Quand un authentique méchant tombe sur…
Giorgio Pellegrini possède la Nena, un luxueux restaurant fréquenté par les membres des milieux politique et affairiste d’une grande cité de Vénétie. Sante Brianese, un député de la majorité, en a fait son QG. En tant qu’avocat, il a blanchi Giorgio de son lourd passé et lui a permis d’occuper sa place actuelle. Giorgio, qui est aux petits soins pour son bienfaiteur, met en permanence à sa disposition un salon discret pour y traiter des affaires de clientélisme. Avec l’aide de Nicoletta Rizzardi, il a mis sur pied un réseau de prostituées que Brianese utilise pour faciliter ses négociations douteuses. Giorgio lui a confié la gestion d’une grosse somme d’argent. Il coule une existence tranquille entre son travail, son épouse qu’il manipule sadiquement et sa future maîtresse dont le sort ne sera pas différent.
Un jour, le député reconnaît que les placements ont été mauvais, qu’ils ne pourront pas retrouver leur mise. Mais,Giorgio apprend, qu’en fait, Sante l’escroque. Furieux, pour montrer qu’on ne peut pas l’arnaquer impunément, il se rend au domicile de l’avocat, agresse violemment la femme de chambre et lui fait comprendre qu’il en est l’auteur. Brianese réagit vivement. Il écarte Giorgio des cercles importants et le place, lui et son restaurant, sous la coupe de mafieux calabrais. La guerre est déclarée …
Le personnage principal de ce roman se révèle particulièrement ignoble, odieux, sans morale, sans freins d’aucune sorte, juste soucieux de sa propre satisfaction. La littérature a déjà accouché de monstres remarquables mais, avec Giorgio Pellegrini, Massimo Carlotto atteint un sommet. Cependant, se démarque-t-il autant de la nature humaine ? Ce personnage qui a tout pour être détesté, que l’on peut considérer comme un rebut de l’humanité est-il si éloigné de nombre d’individus ? L’auteur, en cent quatre-vingt-dix pages, en dresse un portrait impressionnant et établit un catalogue presque complet d’exactions, d’attitudes tyranniques volontairement humiliantes. Il propose, en deux heures de lecture, une succession de situations qui, dans la réalité, s’étaleraient dans le temps. L’attitude de cet homme, vis-à-vis des femmes, est-elle si éloignée de celui qui frappe sa compagne ? Celui qui force ses enfants à des actes sexuels n’est-il pas aussi dégoûtant ? Ce personnage est-il bien différent de ces politiques avides d’avantages, de ces exploiteurs qui se moquent de savoir dans quelles conditions sont fabriqués les objets qui leur permettent d’engranger des profits obscènes, de ces escrocs de l’agro-alimentaire qui, pour quelques millièmes d’euros gagnés par plat, n’hésitent pas à empoisonner leurs contemporains ? Où sont les véritables monstres ?
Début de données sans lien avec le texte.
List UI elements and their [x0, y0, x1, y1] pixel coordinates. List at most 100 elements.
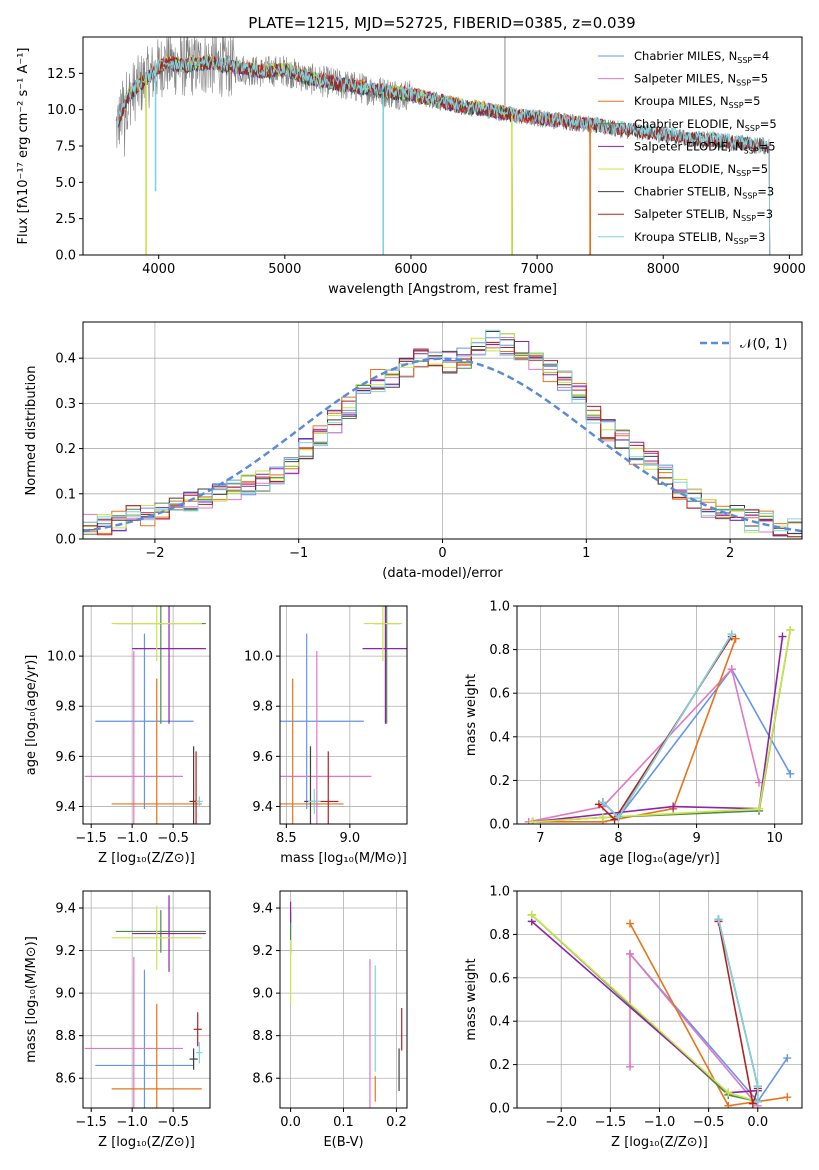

Celui de Massimo Carlotto réalise des crimes dans une fiction, bien à l’abri dans des pages, sans danger pour ses contemporains, ce qui n’est pas le cas de ceux qui se disent normaux, mais qui sont bien aussi malfaisants qu’un Giorgio Pellegrini. Toutefois, l’auteur place également une interpellation bien plus difficile à accepter. Ne sommes-nous pas aussi des monstres, à notre échelle, par des incivilités, des mouvements d’humeur, des paroles blessantes ?
Parallèlement, Carlotto propose l’image d’une classe politique peu reluisante avec des élus prêts à toutes les compromissions, à toutes les malversations, n’hésitant pas à recourir au chantage, à la menace, à la collusion avec des organisations criminelles… Avec le député-avocat, il met en scène un excellent représentant d’une horde présente dans tous les pays. Avec ces acteurs prêts à tout pour arriver à leurs fins, l’auteur concocte une intrigue dont il est bien difficile de cerner qu’elle pourra en être la chute. Et celle-ci est à la hauteur !
Dans ce roman, Massimo Carlotto pose un regard désabusé sur la nature humaine, sur le libre arbitre, sur l’aliénation consentie. Avec À la fin d’un jour ennuyeux, il présente un livre noir, au texte resserré, dense, qui interpelle et qui, une fois refermé, suscite une kyrielle de questions hantant l’esprit pour longtemps.
serge perraud
Massimo Carlotto, À la fin d’un jour ennuyeux, traduit de l’italien par Serge Quadruppani, Éditions Métailié, coll. « Métailié noir », février 2013, 192 p. — 17,50 €.